I went home with a partial decision made already in my mind. For two days, my husband and I weighed our options. But the final decision was mine. My partner knew that no matter what I chose, I was putting my health, my emotions, and my mental state at risk. He knew he could only offer his opinion and his support. I knew that my family was on the edge of poverty. I knew I couldn’t be the one to pushed us over the edge. So I made an appointment for a week later.
I was terrified that I couldn’t go through it; afraid that I wouldn’t be able to look at myself in the mirror. I didn’t know if I could make it through the gauntlet of hateful protesters. I didn’t know if I could go home and still be a mother to my kids. I didn’t even know if we could afford rent. But I remembered that I had a choice, and making that choice, that heartbreaking and difficult choice, would keep my family afloat. So I went ahead with the abortion.
I walked out of Planned Parenthood that day feeling the weight of my decision — the physical, the emotional, and the mental. I walked out, my husband by my side, feeling the loss of what would have been our seventh child, but I also felt free.

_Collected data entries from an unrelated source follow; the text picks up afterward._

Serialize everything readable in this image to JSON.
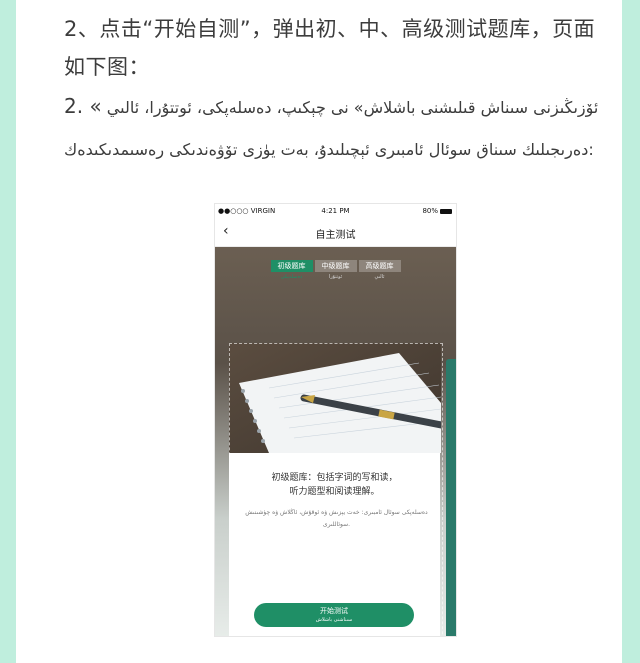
{
  "article": {
    "step2_text": "2、点击“开始自测”，弹出初、中、高级测试题库，页面如下图：",
    "step2_prefix": "2. «",
    "step2_ug": " ئۆزىڭىزنى سىناش قىلىشنى باشلاش» نى چېكىپ، دەسلەپكى، ئوتتۇرا، ئالىي دەرىجىلىك سىناق سوئال ئامبىرى ئېچىلىدۇ، بەت يۈزى تۆۋەندىكى رەسىمدىكىدەك:"
  },
  "phone": {
    "status": {
      "carrier": "●●○○○ VIRGIN",
      "time": "4:21 PM",
      "battery": "80%"
    },
    "nav": {
      "back": "‹",
      "title": "自主测试"
    },
    "tabs": [
      {
        "zh": "初级题库",
        "ug": "دەسلەپكى"
      },
      {
        "zh": "中级题库",
        "ug": "ئوتتۇرا"
      },
      {
        "zh": "高级题库",
        "ug": "ئالىي"
      }
    ],
    "card": {
      "desc_zh_line1": "初级题库：包括字词的写和读，",
      "desc_zh_line2": "听力题型和阅读理解。",
      "desc_ug": "دەسلەپكى سوئال ئامبىرى: خەت يېزىش ۋە ئوقۇش، ئاڭلاش ۋە چۈشىنىش سوئاللىرى."
    },
    "button": {
      "zh": "开始测试",
      "ug": "سىناشنى باشلاش"
    }
  },
  "colors": {
    "accent": "#1f8f66",
    "frame": "#bfeedd"
  }
}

Of course I wanted my baby, just as much as I wanted the six who came before it, but I didn't have the luxury of doing what I wanted. I could only do what was best. And for us, that meant ending a pregnancy that would've hurt us all. We couldn't have cared or provided a life for another person. We could barely scrape by on our own.
I wasn’t an uneducated woman who’d gotten myself into a “predicament” I couldn’t handle. I wasn’t stupid, or irresponsible, or naive. I left the Planned Parenthood in Phoenix knowing that I'd made the right choice for my family. I put their needs before my own. I was a mother to six children. I was a partner. I was someone who had to make a difficult decision that was still right for my family. And knowing that, I put them first, no matter the cost of my own selfishness or my own desire to grow my the family of my dreams. I left that day knowing that if I found myself in the same scenario ever again, I’d make the same choice. I’d make it again and again.

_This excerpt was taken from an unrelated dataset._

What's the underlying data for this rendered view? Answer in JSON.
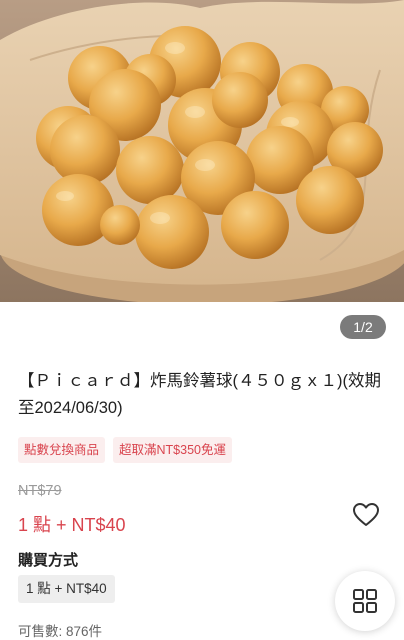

Eight years after the abortion, and 43 years after Roe v. Wade, I still don't regret the choice that I made. The Supreme Court ruling that helped defend a fundamental right for women and our bodies gave me everything I ever wanted and needed to ensure the safety and the vitality of my life. And I hope 430 years from now (and 430 years after that, and after that, and after that) women will still be saying the same.